APB participants are enrolled full-time at their respective universities but pay APB for room and board. Participants are tested for COVID-19 weekly and were quarantined upon arrival. Together, they live in cabins, eat meals together and are free to explore around the converted campground when they are not doing work.

“Everybody goes to different colleges, which I wasn’t sure about how that would work out, but honestly, it’s not that different from having a different major than your friend at the same school,” Wells said. “We all get up, have breakfast and then you have the whole day to do work or go bouldering or go mountain biking. Kids take trips to the lake and go cliff jumping; we can cook, we do movie nights. If you want to play ultimate frisbee, you put it in the Slack and get a team together, because someone is always down to hang out. If you need a quiet place to work, the entire campus has really good WiFi, and it’s really nice to be outside.”

With so much freedom in the day and the reality that classes for all participants are completely online, there may be the fear that schoolwork would lose priority. However, Wells explained that just being around other students, regardless of which college they attend, makes the remote semester much more rewarding.

“At least when I was starting Pitzer as a transfer, I was really anxious because I didn’t have any college students sitting next to me saying, ‘No, we all have work.

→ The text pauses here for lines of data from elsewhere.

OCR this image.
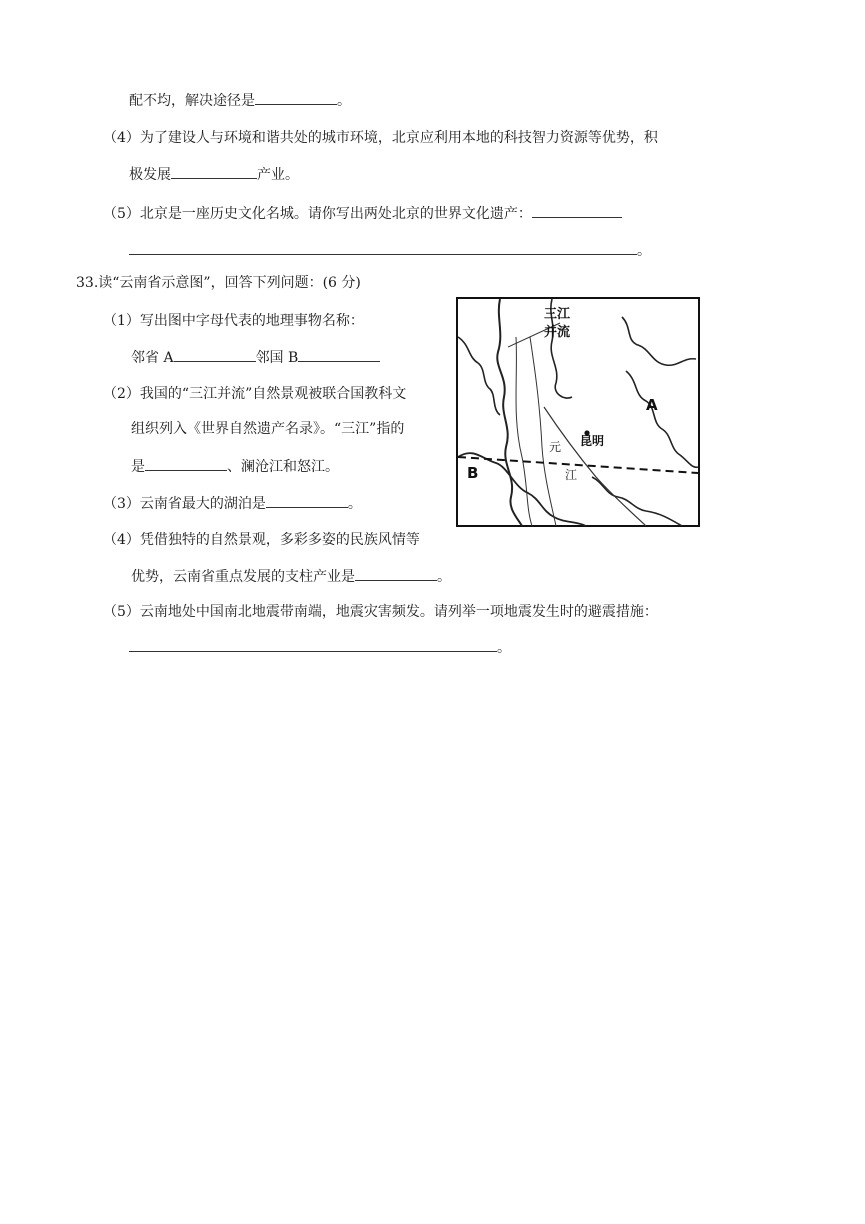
配不均，解决途径是	。
（4）为了建设人与环境和谐共处的城市环境，北京应利用本地的科技智力资源等优势，积
极发展	产业。
（5）北京是一座历史文化名城。请你写出两处北京的世界文化遗产：
。
33.读“云南省示意图”，回答下列问题：(6 分)
（1）写出图中字母代表的地理事物名称：
邻省 A	邻国 B
（2）我国的“三江并流”自然景观被联合国教科文
组织列入《世界自然遗产名录》。“三江”指的
是	、澜沧江和怒江。
（3）云南省最大的湖泊是	。
（4）凭借独特的自然景观，多彩多姿的民族风情等
优势，云南省重点发展的支柱产业是	。
（5）云南地处中国南北地震带南端，地震灾害频发。请列举一项地震发生时的避震措施：
。
三江
并流
A
B
昆明
元
江
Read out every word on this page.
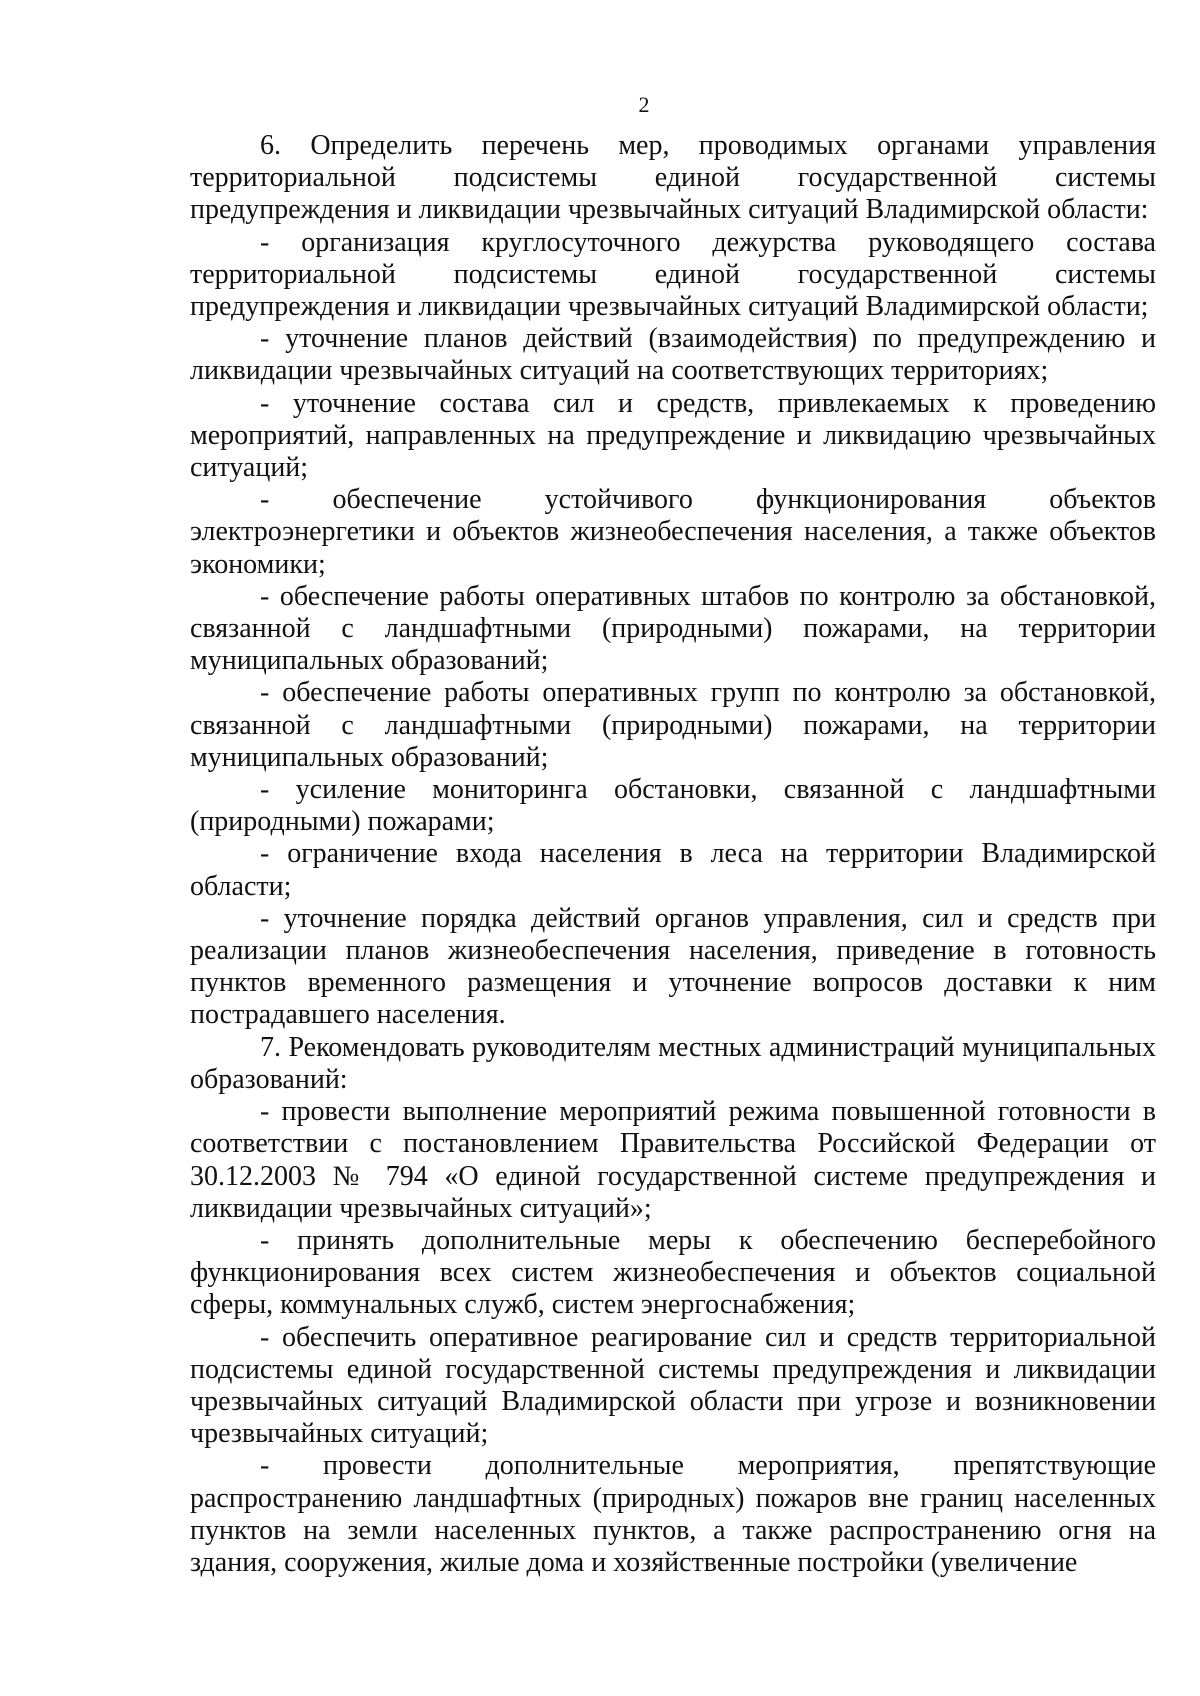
2

6. Определить перечень мер, проводимых органами управления территориальной подсистемы единой государственной системы предупреждения и ликвидации чрезвычайных ситуаций Владимирской области:

- организация круглосуточного дежурства руководящего состава территориальной подсистемы единой государственной системы предупреждения и ликвидации чрезвычайных ситуаций Владимирской области;

- уточнение планов действий (взаимодействия) по предупреждению и ликвидации чрезвычайных ситуаций на соответствующих территориях;

- уточнение состава сил и средств, привлекаемых к проведению мероприятий, направленных на предупреждение и ликвидацию чрезвычайных ситуаций;

- обеспечение устойчивого функционирования объектов электроэнергетики и объектов жизнеобеспечения населения, а также объектов экономики;

- обеспечение работы оперативных штабов по контролю за обстановкой, связанной с ландшафтными (природными) пожарами, на территории муниципальных образований;

- обеспечение работы оперативных групп по контролю за обстановкой, связанной с ландшафтными (природными) пожарами, на территории муниципальных образований;

- усиление мониторинга обстановки, связанной с ландшафтными (природными) пожарами;

- ограничение входа населения в леса на территории Владимирской области;

- уточнение порядка действий органов управления, сил и средств при реализации планов жизнеобеспечения населения, приведение в готовность пунктов временного размещения и уточнение вопросов доставки к ним пострадавшего населения.

7. Рекомендовать руководителям местных администраций муниципальных образований:

- провести выполнение мероприятий режима повышенной готовности в соответствии с постановлением Правительства Российской Федерации от 30.12.2003 № 794 «О единой государственной системе предупреждения и ликвидации чрезвычайных ситуаций»;

- принять дополнительные меры к обеспечению бесперебойного функционирования всех систем жизнеобеспечения и объектов социальной сферы, коммунальных служб, систем энергоснабжения;

- обеспечить оперативное реагирование сил и средств территориальной подсистемы единой государственной системы предупреждения и ликвидации чрезвычайных ситуаций Владимирской области при угрозе и возникновении чрезвычайных ситуаций;

- провести дополнительные мероприятия, препятствующие распространению ландшафтных (природных) пожаров вне границ населенных пунктов на земли населенных пунктов, а также распространению огня на здания, сооружения, жилые дома и хозяйственные постройки (увеличение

The grind is normal; don’t worry about it,’” Wells said. “But now at APB, I feel like my anxiety has dropped so much because I’m able to look around and be like, ‘No, I’m doing good work and I’m keeping up.’”

Participants are also paired with mentors, who are paid staff members typically in their 20s, to monitor their academic success and overall program experience. In addition to these check-ins, mentors run optional workshops, activities and expeditions throughout the semester.

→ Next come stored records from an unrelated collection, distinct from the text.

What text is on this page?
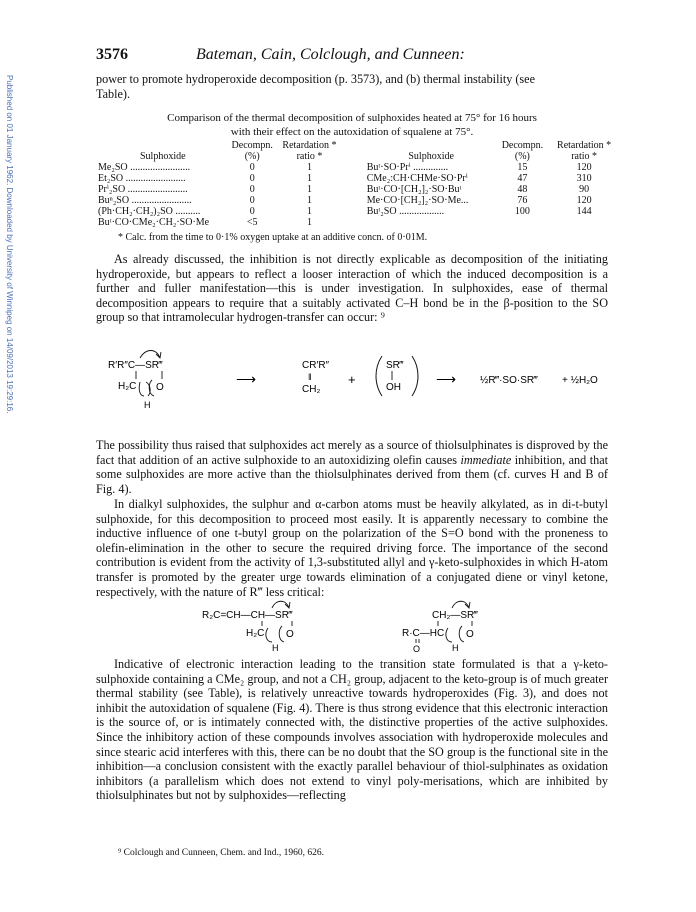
Published on 01 January 1962. Downloaded by University of Winnipeg on 14/09/2013 19:29:16.
3576	Bateman, Cain, Colclough, and Cunneen:

power to promote hydroperoxide decomposition (p. 3573), and (b) thermal instability (see
Table).

Comparison of the thermal decomposition of sulphoxides heated at 75° for 16 hours
with their effect on the autoxidation of squalene at 75°.

	Decompn.	Retardation *			Decompn.	Retardation *
Sulphoxide	(%)	ratio *		Sulphoxide	(%)	ratio *
Me₂SO ........................	0	1		Buᵗ·SO·Prⁱ ..............	15	120
Et₂SO ........................	0	1		CMe₂:CH·CHMe·SO·Prⁱ	47	310
Prⁱ₂SO ........................	0	1		Buᵗ·CO·[CH₂]₂·SO·Buᵗ	48	90
Buⁿ₂SO ........................	0	1		Me·CO·[CH₂]₂·SO·Me...	76	120
(Ph·CH₂·CH₂)₂SO ..........	0	1		Buᵗ₂SO ..................	100	144
Buᵗ·CO·CMe₂·CH₂·SO·Me	<5	1				
* Calc. from the time to 0·1% oxygen uptake at an additive concn. of 0·01M.

As already discussed, the inhibition is not directly explicable as decomposition of the initiating hydroperoxide, but appears to reflect a looser interaction of which the induced decomposition is a further and fuller manifestation—this is under investigation. In sulphoxides, ease of thermal decomposition appears to require that a suitably activated C–H bond be in the β-position to the SO group so that intramolecular hydrogen-transfer can occur: ⁹

R′R″C—SR‴
H₂C O
H
⟶
CR′R″
‖
CH₂
+
SR‴
OH
⟶ ½R‴·SO·SR‴ + ½H₂O

The possibility thus raised that sulphoxides act merely as a source of thiolsulphinates is disproved by the fact that addition of an active sulphoxide to an autoxidizing olefin causes immediate inhibition, and that some sulphoxides are more active than the thiolsulphinates derived from them (cf. curves H and B of Fig. 4).

In dialkyl sulphoxides, the sulphur and α-carbon atoms must be heavily alkylated, as in di-t-butyl sulphoxide, for this decomposition to proceed most easily. It is apparently necessary to combine the inductive influence of one t-butyl group on the polarization of the S=O bond with the proneness to olefin-elimination in the other to secure the required driving force. The importance of the second contribution is evident from the activity of 1,3-substituted allyl and γ-keto-sulphoxides in which H-atom transfer is promoted by the greater urge towards elimination of a conjugated diene or vinyl ketone, respectively, with the nature of R‴ less critical:

R₂C=CH—CH—SR‴
H₂C O
H
CH₂—SR‴
R·C—HC O
O	H

Indicative of electronic interaction leading to the transition state formulated is that a γ-keto-sulphoxide containing a CMe₂ group, and not a CH₂ group, adjacent to the keto-group is of much greater thermal stability (see Table), is relatively unreactive towards hydroperoxides (Fig. 3), and does not inhibit the autoxidation of squalene (Fig. 4). There is thus strong evidence that this electronic interaction is the source of, or is intimately connected with, the distinctive properties of the active sulphoxides. Since the inhibitory action of these compounds involves association with hydroperoxide molecules and since stearic acid interferes with this, there can be no doubt that the SO group is the functional site in the inhibition—a conclusion consistent with the exactly parallel behaviour of thiol-sulphinates as oxidation inhibitors (a parallelism which does not extend to vinyl poly-merisations, which are inhibited by thiolsulphinates but not by sulphoxides—reflecting

⁹ Colclough and Cunneen, Chem. and Ind., 1960, 626.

In addition to increased ease around schoolwork, APB has given Wells a sense of normalcy and made her feel extremely lucky in a time where little feels normal.

Two college students sit together on a rock overlooking a lake.
Students at the Bradshaw Mountains campus participate in their online classes while also spending time outdoors, bouldering, mountain biking and cliff jumping. (Courtesy: A Place Beyond)

“[APB] let me feel like I was a college student for a little bit longer and made it so that I could have something to ground me,” Wells said. “I get really in my head if I spend too much time by myself, and I think that would be counterproductive to my education and make everything a lot more difficult and anxiety-inducing. I hear this when my classes have check-ins and these stories from kids at the Claremont Colleges are just like, ‘Yeah, everything is really hard right now and I just don’t really know how to move forward and I’m really overwhelmed with schoolwork.’”

In the future, Wells shared that APB is hoping to offer this communal living experience at other campuses across the United States, with hopeful spring locations in the California Redwoods and the San Bernardino National Forest. As the start-up expands, increasing accessibility is top of mind for current program participants.

“There is some pressure from the students here right now to work harder to make sure that APB is accessible because it’s expensive and it’s supposed to be the amount that you would pay on room and board at your school, and instead of paying for that, you pay to be here,” Wells said. “Right now, it’s just looking like a lot of fundraising to make sure that students who need financial aid to be here can come … I’m having a great time, but all of us are very aware that we are privileged like no other people in the country right now.” 

Looking forward to the spring, Wells isn’t sure what’s ahead of her, whether it’s staying at APB, taking a gap semester, or ideally, moving on campus at Pitzer. She is nonetheless grateful for her experience this semester and cognizant that without the pandemic, it would have never existed.

“There’s nothing I want more than to be able to go to Pitzer in person in the spring and start that next part of my life,” Wells said. “COVID is what is going to change everything. But APB showed me that there is always — even if it’s not a perfect solution — something that you can do in a tough situation, because this really just came out of the pandemic.”